Tordre le bras d’une communauté religieuse pour lui imposer des règles qu’elle n’a pas inscrites dans son règlement intérieur, serait un précédent dangereux et un abus de pouvoir si l’on se réfère aux dispositions constitutionnelles ci-après:

« Les institutions et les communautés religieuses ou non religieuses sont également reconnues comme moyens d’éducation. » Alinéa 3, Article 22 « La liberté de conscience, les libertés et les pratiques religieuses ou cultuelles, la profession d’éducateur religieux sont garanties à tous sous réserve de l’ordre public. Les institutions et les communautés religieuses ont le droit de se développer sans entrave. Elles sont dégagées de la tutelle de l’Etat. Elles règlent et administrent leurs affaires d’une manière autonome. » Article 24

C’est pourquoi, au-delà du désordre politique que suscite la déclaration de Ousmane Sonko, je voudrais relancer un débat de fond qui pourrait participer à la consolidation de l’Etat de droit.

D’abord, à propos de la réglementation de la pratique et de l’éducation religieuse, je reste perplexe et foncièrement convaincu que ce serait une initiative vouée à l’échec si l’on tient compte des pesanteurs socioculturelles et religieuses.

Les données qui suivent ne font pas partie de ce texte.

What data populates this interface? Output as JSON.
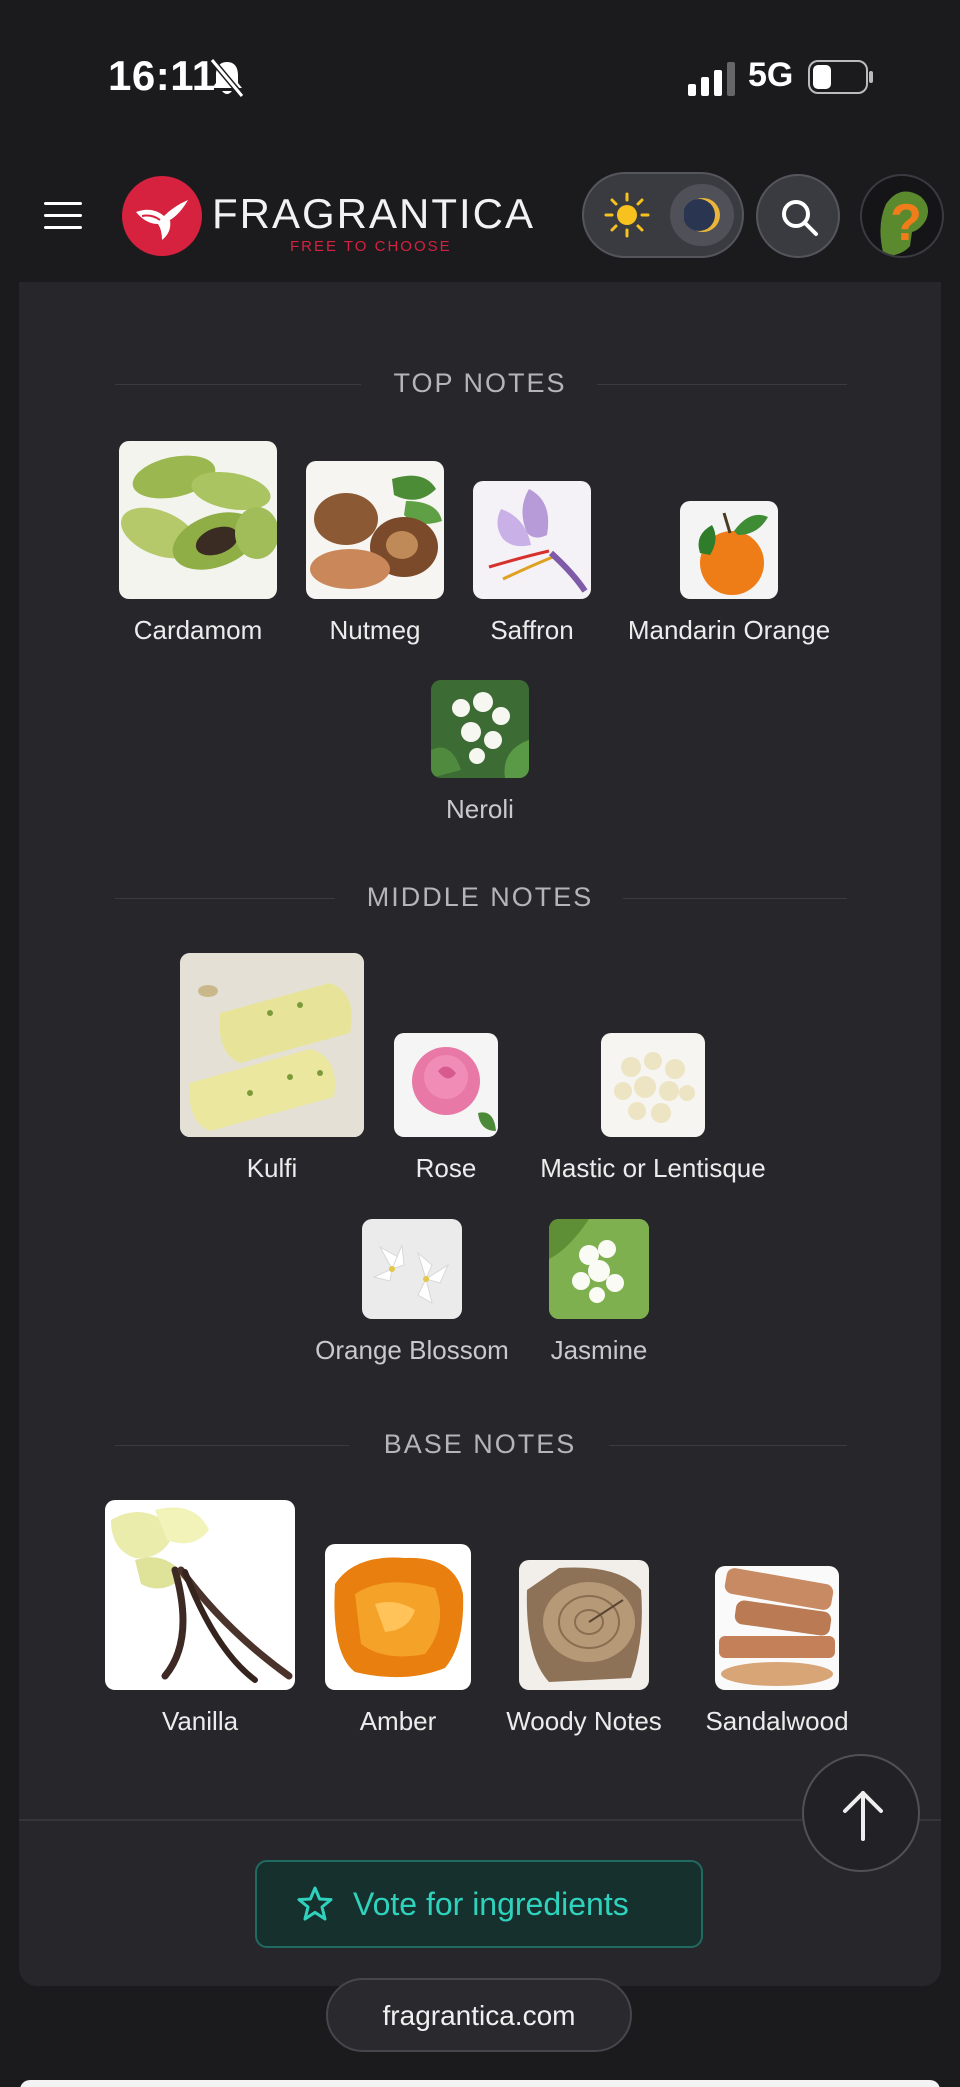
{
  "status": {
    "time": "16:11",
    "network": "5G"
  },
  "header": {
    "logo_name": "FRAGRANTICA",
    "logo_tagline": "FREE TO CHOOSE",
    "brand_color": "#d6213f",
    "icons": [
      "menu-icon",
      "sun-icon",
      "moon-icon",
      "search-icon",
      "help-icon"
    ]
  },
  "sections": {
    "top": {
      "title": "TOP NOTES",
      "notes": [
        "Cardamom",
        "Nutmeg",
        "Saffron",
        "Mandarin Orange",
        "Neroli"
      ]
    },
    "middle": {
      "title": "MIDDLE NOTES",
      "notes": [
        "Kulfi",
        "Rose",
        "Mastic or Lentisque",
        "Orange Blossom",
        "Jasmine"
      ]
    },
    "base": {
      "title": "BASE NOTES",
      "notes": [
        "Vanilla",
        "Amber",
        "Woody Notes",
        "Sandalwood"
      ]
    }
  },
  "vote": {
    "label": "Vote for ingredients",
    "accent": "#2fd3bd"
  },
  "url": "fragrantica.com"
}
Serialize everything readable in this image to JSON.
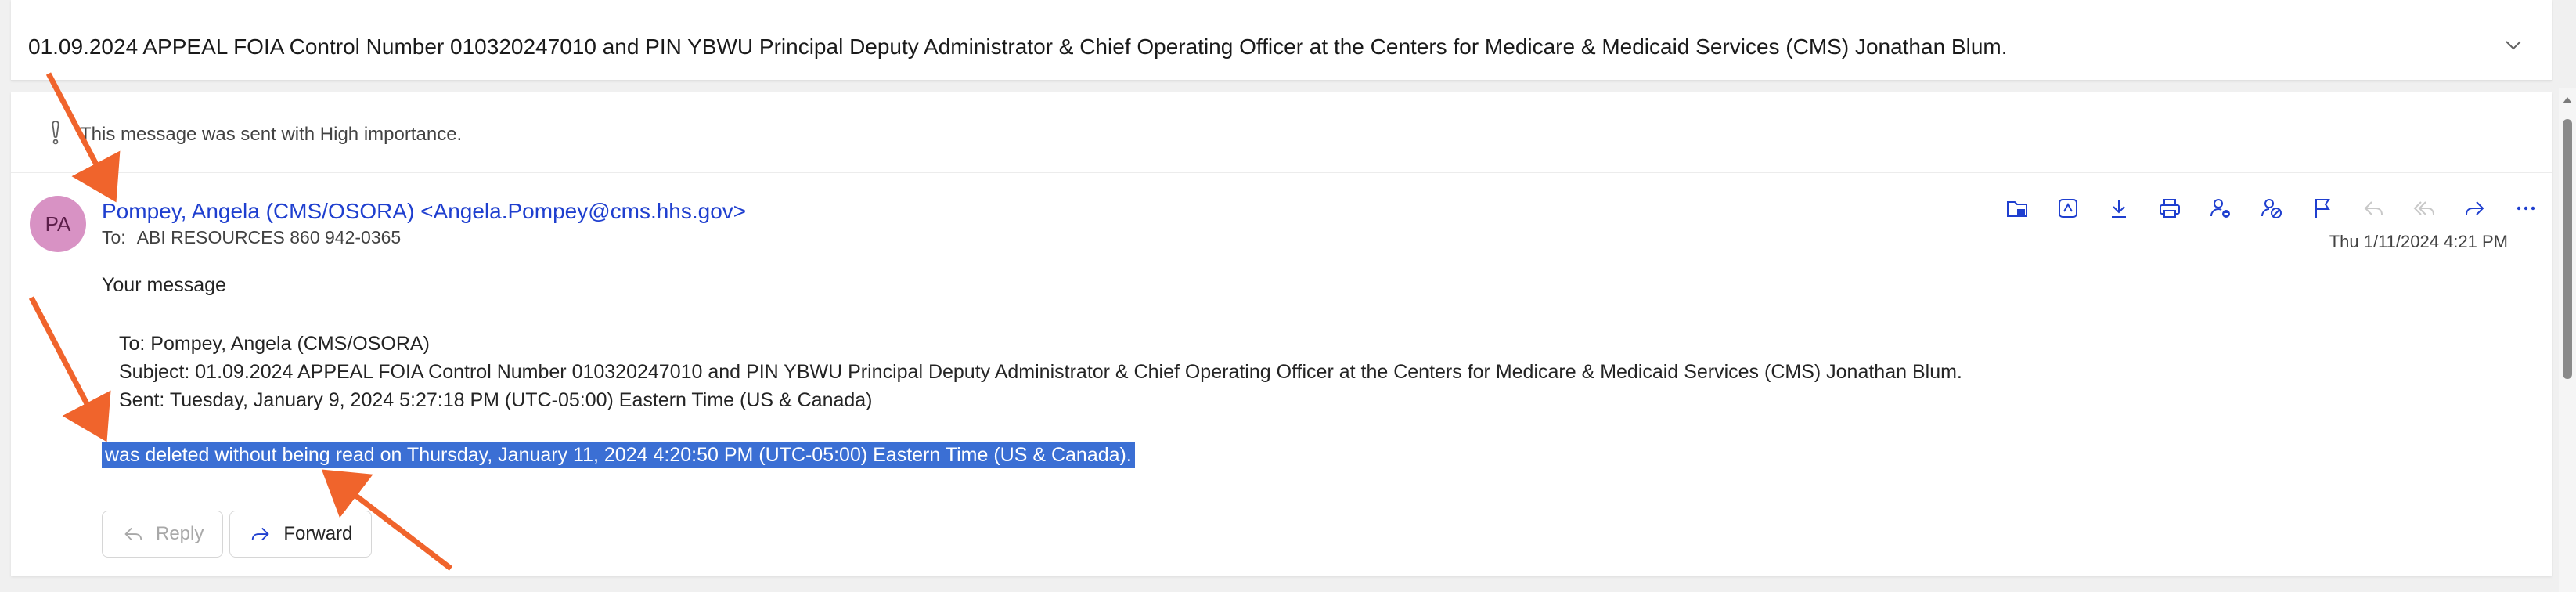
{
  "subject": {
    "title": "01.09.2024 APPEAL FOIA Control Number 010320247010 and PIN YBWU Principal Deputy Administrator & Chief Operating Officer at the Centers for Medicare & Medicaid Services (CMS) Jonathan Blum."
  },
  "message": {
    "importance_notice": "This message was sent with High importance.",
    "avatar_initials": "PA",
    "avatar_color": "#d892c4",
    "sender": "Pompey, Angela (CMS/OSORA) <Angela.Pompey@cms.hhs.gov>",
    "to_label": "To:",
    "to_value": "ABI RESOURCES 860 942-0365",
    "date": "Thu 1/11/2024 4:21 PM",
    "body": {
      "intro": "Your message",
      "quoted_to": "To: Pompey, Angela (CMS/OSORA)",
      "quoted_subject": "Subject: 01.09.2024 APPEAL FOIA Control Number 010320247010 and PIN YBWU Principal Deputy Administrator & Chief Operating Officer at the Centers for Medicare & Medicaid Services (CMS) Jonathan Blum.",
      "quoted_sent": "Sent: Tuesday, January 9, 2024 5:27:18 PM (UTC-05:00) Eastern Time (US & Canada)",
      "deleted_notice": "was deleted without being read on Thursday, January 11, 2024 4:20:50 PM (UTC-05:00) Eastern Time (US & Canada)."
    },
    "actions": {
      "reply_label": "Reply",
      "forward_label": "Forward"
    }
  },
  "toolbar_icons": [
    "move-to-folder-icon",
    "immersive-reader-icon",
    "download-icon",
    "print-icon",
    "block-sender-icon",
    "report-icon",
    "flag-icon",
    "reply-icon",
    "reply-all-icon",
    "forward-icon",
    "more-icon"
  ],
  "colors": {
    "accent": "#1f3fcf",
    "highlight": "#3b6fd4",
    "annotation_arrow": "#f0642c"
  }
}
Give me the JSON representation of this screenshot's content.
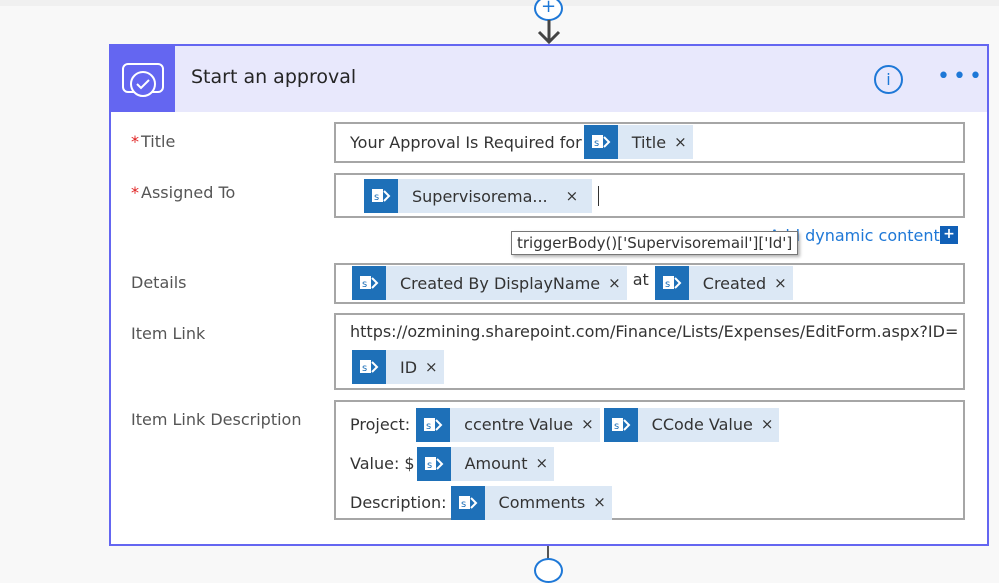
{
  "action": {
    "title": "Start an approval",
    "icon": "approval-icon",
    "info_icon": "info-icon",
    "more_icon": "more-icon",
    "accent": "#6466f1"
  },
  "fields": {
    "title": {
      "label": "Title",
      "required": "*",
      "prefix": "Your Approval Is Required for",
      "tokens": [
        "Title"
      ]
    },
    "assigned": {
      "label": "Assigned To",
      "required": "*",
      "tokens": [
        "Supervisorema..."
      ]
    },
    "details": {
      "label": "Details",
      "tokens": [
        "Created By DisplayName",
        "Created"
      ],
      "sep": "at"
    },
    "item_link": {
      "label": "Item Link",
      "url": "https://ozmining.sharepoint.com/Finance/Lists/Expenses/EditForm.aspx?ID=",
      "tokens": [
        "ID"
      ]
    },
    "item_link_desc": {
      "label": "Item Link Description",
      "project_label": "Project:",
      "value_label": "Value: $",
      "description_label": "Description:",
      "tokens": [
        "ccentre Value",
        "CCode Value",
        "Amount",
        "Comments"
      ]
    }
  },
  "add_dynamic": {
    "label": "Add dynamic content",
    "plus": "+"
  },
  "tooltip": "triggerBody()['Supervisoremail']['Id']",
  "remove": "×",
  "add_step": "+"
}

Ensuite, un État qui ne peut même pas assurer sa mission régalienne d’organiser l’enseignement public laïque dans des portions du territoire, pourrait-il restreindre les libertés et droits constitutionnels qui garantissent la gestion autonome de l’éducation dans des établissements privés d’obédience religieuse? Je pense à l’institut Jeanne d’Arc, Immaculée Conception, Daraa Cheikh Al Islam Niasse, Daara Mame Diarra Bousso etc…

En plus des pesanteurs d’ordre sociologique et des menaces graves sur les équilibres de notre Nation, à l’état actuel de notre droit positif, rien ne permet à Ousmane Sonko de réglementer une matière qui échappe au pouvoir de l’administration.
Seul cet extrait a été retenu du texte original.